- Saliency detection of LiDAR scene
Large-scale 3D point clouds have been actively used in many applications with the advent of capturing devices. In this work, we propose a novel saliency detection algorithm for large-scale colored 3D point clouds which capture real-world scenes. We first voxelize an input point cloud, and then partition voxels into a supervoxel which corresponds to a clusters at the lowest level. We construct the supervoxel cluster hierarchy iteratively, where a high level cluster includes low level clusters which exhibit similar features to each other. We also estimate the saliency at each cluster by computing the distinctness of geometric and color features based on center-surround contrast. By averaging the multiscale saliency maps obtained at different levels of clusters, we obtain final saliency distribution. Experimental results demonstrate that the proposed algorithm extracts globally and locally salient regions from large-scale colored 3D point clouds faithfully by employing the geometric and photometric features together.
- Video saliency
For videos, there are two kinds of information, spatial and temporal information, which is applicable to detect video saliency. The contribution of each information, however, is not fixed but varying with the characteristic of input videos. Therefore, deciding the contribution is very important to detect proper video saliency. In order to decide the contribution, we adopt compactness prior. We compute the compactness of both spatial and temporal information, and combine them into one unified information. After that, we ascertain local background and foreground based on residual effects of human eyes. Final saliency is decided by the optimized ratio of feature distances from local foreground and background. Experimental results demonstrate that our proposed algorithm detects video saliency precisely and reliably.
- Image saliency
In this paper, we propose a graph-based multiscale saliency-detection algorithm by modeling eye movements as a random walk on a graph. The proposed algorithm first extracts intensity, color, and compactness features from an input image. It then constructs a fully connected graph by employing image blocks as the nodes. It assigns a high edge weight if the two connected nodes have dissimilar intensity and color features and if the ending node is more compact than the starting node. Then, the proposed algorithm computes the stationary distribution of the Markov chain on the graph as the saliency map. However, the performance of the saliency detection depends on the relative block size in an image. To provide a more reliable saliency map, we develop a coarse-to-fine refinement technique for multiscale saliency maps based on the random walk with restart (RWR). Specifically, we use the saliency map at a coarse scale as the restarting distribution of RWR at a fine scale. Experimental results demonstrate that the proposed algorithm detects visual saliency precisely and reliably. Moreover, the proposed algorithm can be efficiently used in the applications of proto-object extraction and image retargeting.
- 3D Mesh saliency
We propose a unified detection algorithm of view-independent and view-dependent saliency for 3D mesh models. While the conventional techniques use the irregular meshes, we adopt the semi-regular meshes to overcome the drawback of irregular connectivity for saliency computation. We employ the angular deviation of normal vectors between neighboring faces as geometric curvature features, which are evaluated at hierarchically structured triangle faces.
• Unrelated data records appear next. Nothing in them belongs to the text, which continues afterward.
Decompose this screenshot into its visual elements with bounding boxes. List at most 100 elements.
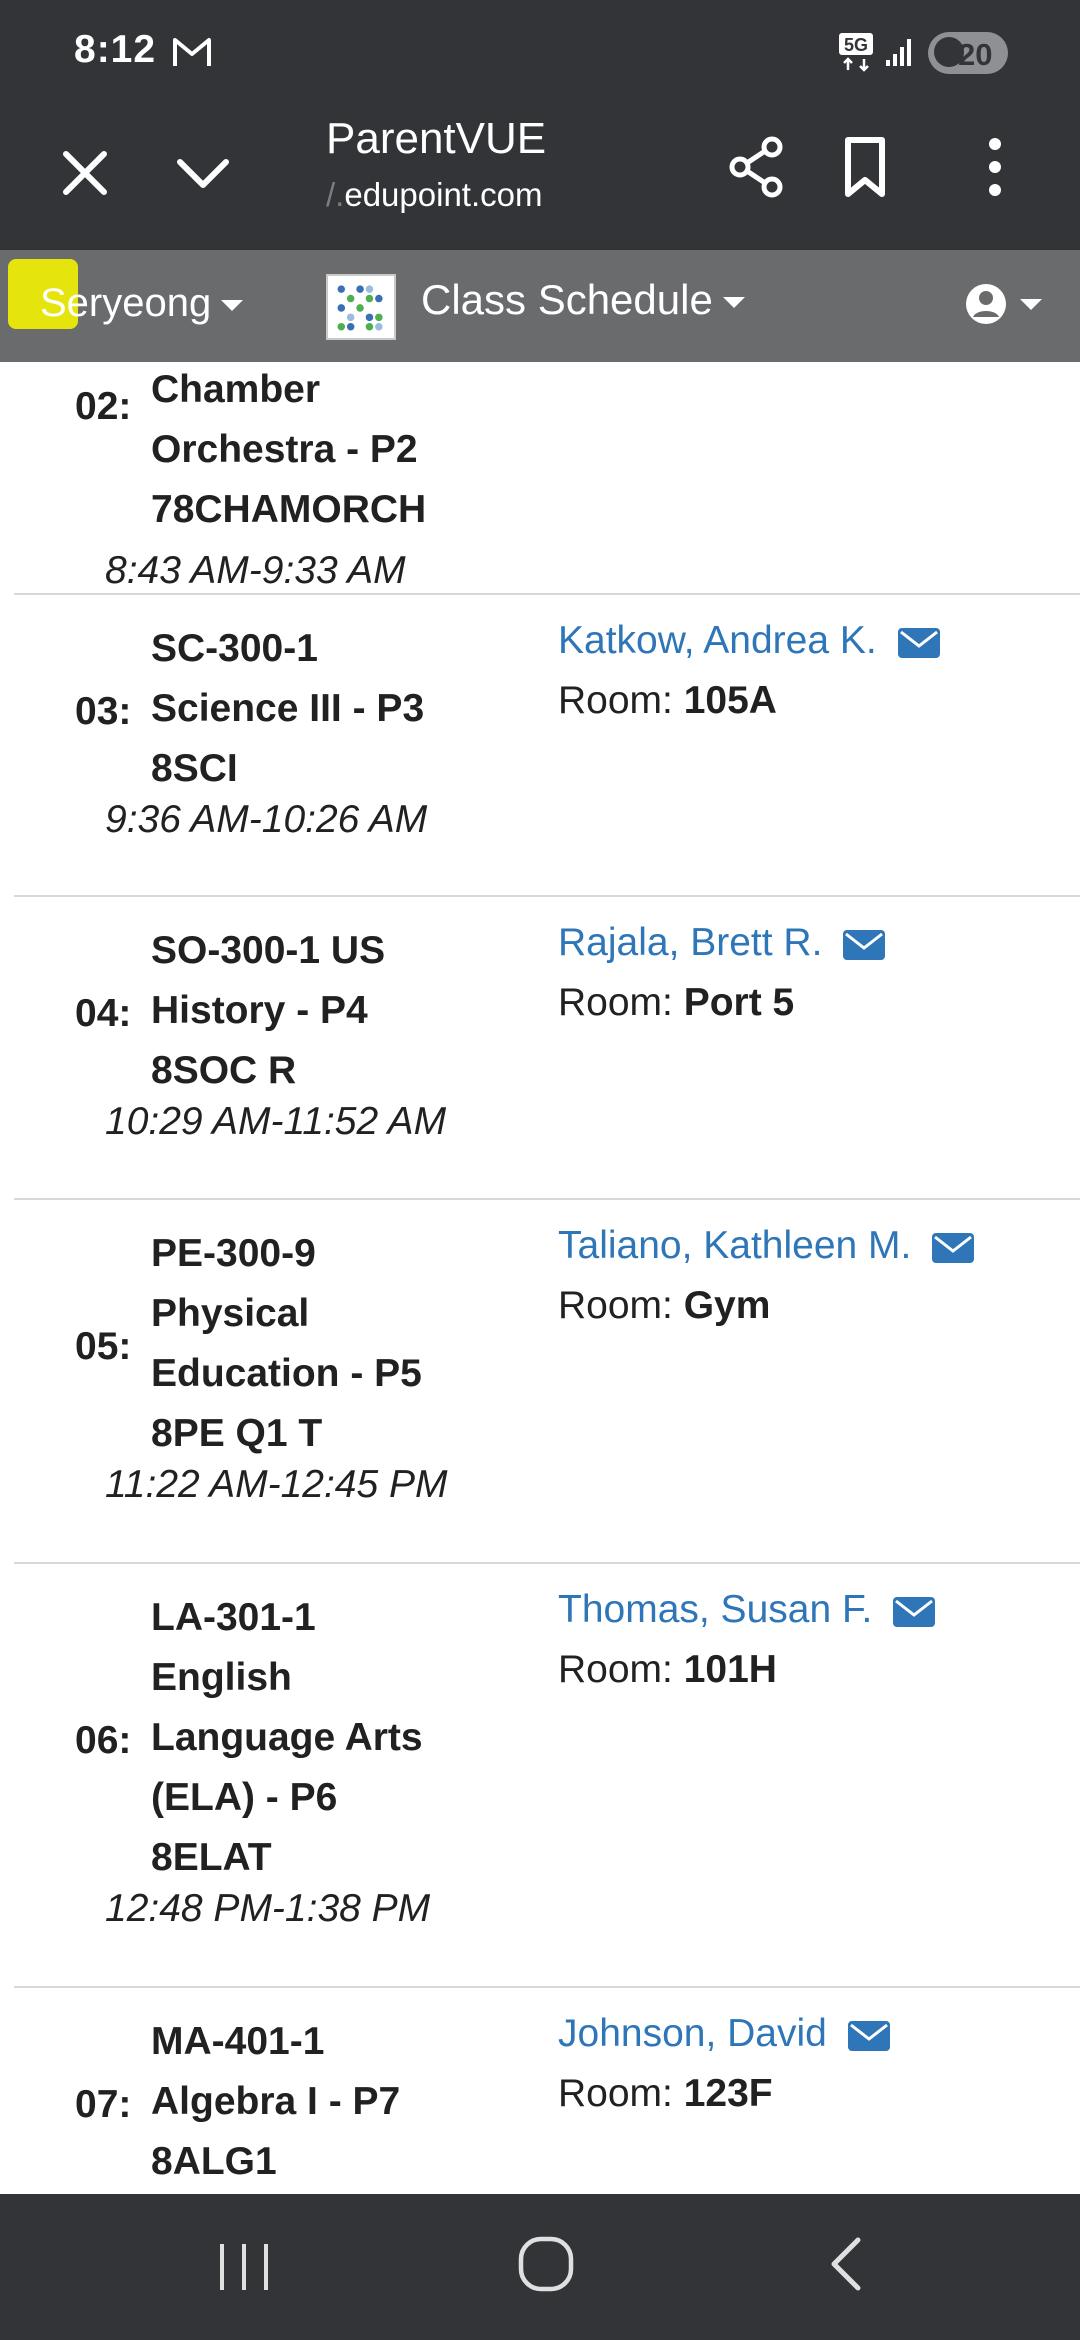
schedule-row: PE-300-9 Physical Education - P5 8PE Q1 … [14,1200,1080,1564]
room-label: Room: [558,2072,673,2115]
class-time: 11:22 AM-12:45 PM [105,1463,448,1506]
status-time: 8:12 [74,28,157,71]
course-line: SO-300-1 US [151,929,386,972]
course-line: LA-301-1 [151,1596,316,1639]
teacher-link[interactable]: Johnson, David [558,2012,890,2056]
room-number: 123F [683,2072,773,2115]
teacher-name[interactable]: Johnson, David [558,2012,827,2055]
chevron-down-icon[interactable] [168,138,238,208]
user-account-icon[interactable] [962,274,1052,334]
course-line: 8SOC R [151,1049,297,1092]
class-time: 10:29 AM-11:52 AM [105,1100,447,1143]
share-icon[interactable] [722,132,792,202]
page-selector[interactable]: Class Schedule [421,276,745,324]
room-number: Gym [683,1284,771,1327]
class-schedule-list: Chamber Orchestra - P2 78CHAMORCH 02: 8:… [0,362,1080,2194]
custom-tab-bar: ParentVUE /.edupoint.com [0,108,1080,250]
course-line: Physical [151,1292,310,1335]
svg-text:5G: 5G [844,35,868,55]
course-line: Language Arts [151,1716,423,1759]
course-info: SC-300-1 Science III - P3 8SCI [151,619,471,799]
schedule-row: Chamber Orchestra - P2 78CHAMORCH 02: 8:… [14,362,1080,595]
course-line: 8ELAT [151,1836,272,1879]
course-info: SO-300-1 US History - P4 8SOC R [151,921,471,1101]
period-number: 06: [75,1719,132,1762]
teacher-link[interactable]: Katkow, Andrea K. [558,619,940,663]
course-info: PE-300-9 Physical Education - P5 8PE Q1 … [151,1224,471,1464]
period-number: 05: [75,1325,132,1368]
room-label: Room: [558,1284,673,1327]
course-line: 8ALG1 [151,2140,277,2183]
system-navigation-bar [0,2194,1080,2340]
course-line: 78CHAMORCH [151,488,427,531]
period-number: 03: [75,690,132,733]
teacher-link[interactable]: Taliano, Kathleen M. [558,1224,975,1268]
class-time: 9:36 AM-10:26 AM [105,798,428,841]
caret-down-icon [722,297,745,309]
course-line: Education - P5 [151,1352,422,1395]
period-number: 07: [75,2083,132,2126]
course-line: Chamber [151,368,321,411]
course-info: LA-301-1 English Language Arts (ELA) - P… [151,1588,471,1888]
course-line: SC-300-1 [151,627,318,670]
course-line: 8SCI [151,747,238,790]
room-number: Port 5 [683,981,795,1024]
room-label: Room: [558,679,673,722]
room-info: Room: Port 5 [558,981,794,1025]
room-info: Room: 101H [558,1648,777,1692]
course-info: MA-401-1 Algebra I - P7 8ALG1 [151,2012,471,2192]
room-label: Room: [558,981,673,1024]
app-toolbar: Seryeong Class Schedule [0,250,1080,362]
email-icon[interactable] [897,627,940,658]
room-number: 101H [683,1648,777,1691]
course-line: MA-401-1 [151,2020,325,2063]
teacher-name[interactable]: Rajala, Brett R. [558,921,822,964]
course-line: History - P4 [151,989,368,1032]
room-info: Room: 123F [558,2072,773,2116]
course-line: 8PE Q1 T [151,1412,323,1455]
email-icon[interactable] [932,1232,975,1263]
battery-indicator: 20 [928,32,1008,74]
room-info: Room: 105A [558,679,777,723]
teacher-name[interactable]: Thomas, Susan F. [558,1588,872,1631]
home-icon[interactable] [516,2234,576,2294]
schedule-row: LA-301-1 English Language Arts (ELA) - P… [14,1564,1080,1988]
close-icon[interactable] [50,138,120,208]
schedule-row: SO-300-1 US History - P4 8SOC R 04: 10:2… [14,897,1080,1200]
schedule-row: SC-300-1 Science III - P3 8SCI 03: 9:36 … [14,595,1080,897]
schedule-row: MA-401-1 Algebra I - P7 8ALG1 07: Johnso… [14,1988,1080,2194]
back-icon[interactable] [822,2234,872,2294]
email-icon[interactable] [843,929,886,960]
course-line: Orchestra - P2 [151,428,418,471]
class-schedule-icon[interactable] [326,274,396,340]
page-url: /.edupoint.com [326,176,542,214]
battery-level: 20 [958,37,993,72]
status-bar: 8:12 5G 20 [0,0,1080,108]
recent-apps-icon[interactable] [214,2242,274,2292]
signal-icon [886,39,911,66]
teacher-link[interactable]: Rajala, Brett R. [558,921,886,965]
teacher-name[interactable]: Taliano, Kathleen M. [558,1224,911,1267]
room-number: 105A [683,679,777,722]
bookmark-icon[interactable] [830,132,900,202]
class-time: 12:48 PM-1:38 PM [105,1887,431,1930]
room-info: Room: Gym [558,1284,770,1328]
email-icon[interactable] [893,1596,936,1627]
page-title: ParentVUE [326,114,547,163]
teacher-link[interactable]: Thomas, Susan F. [558,1588,936,1632]
page-selector-label: Class Schedule [421,276,713,323]
teacher-name[interactable]: Katkow, Andrea K. [558,619,877,662]
period-number: 02: [75,385,132,428]
period-number: 04: [75,992,132,1035]
url-faded-prefix: /. [326,176,345,213]
caret-down-icon [221,299,244,311]
email-icon[interactable] [847,2020,890,2051]
5g-icon: 5G [839,33,873,72]
class-time: 8:43 AM-9:33 AM [105,549,406,592]
more-options-icon[interactable] [960,132,1030,202]
course-line: (ELA) - P6 [151,1776,338,1819]
student-name: Seryeong [40,281,244,326]
gmail-icon [173,38,211,66]
student-name-text: Seryeong [40,281,212,325]
course-line: English [151,1656,292,1699]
We construct a fully-connected graph at each level of semi-regular mesh, where the face patches serve as graph nodes. At the base mesh level, we estimate the saliency as the stationary distribution of random walk. At the higher level meshes, we take the maximum value between the stationary distribution of random walk at the current level and an upsampled saliency map from the previous coarser scale. Moreover, we also propose a view-dependent saliency detection method which employs the visibility feature in addition to the geometric features to estimate the saliency with respect to a selected viewpoint. Experimental results demonstrate that the proposed saliency detection algorithm captures global conspicuous regions reliably and detects locally detailed geometric features faithfully, compared with the conventional techniques.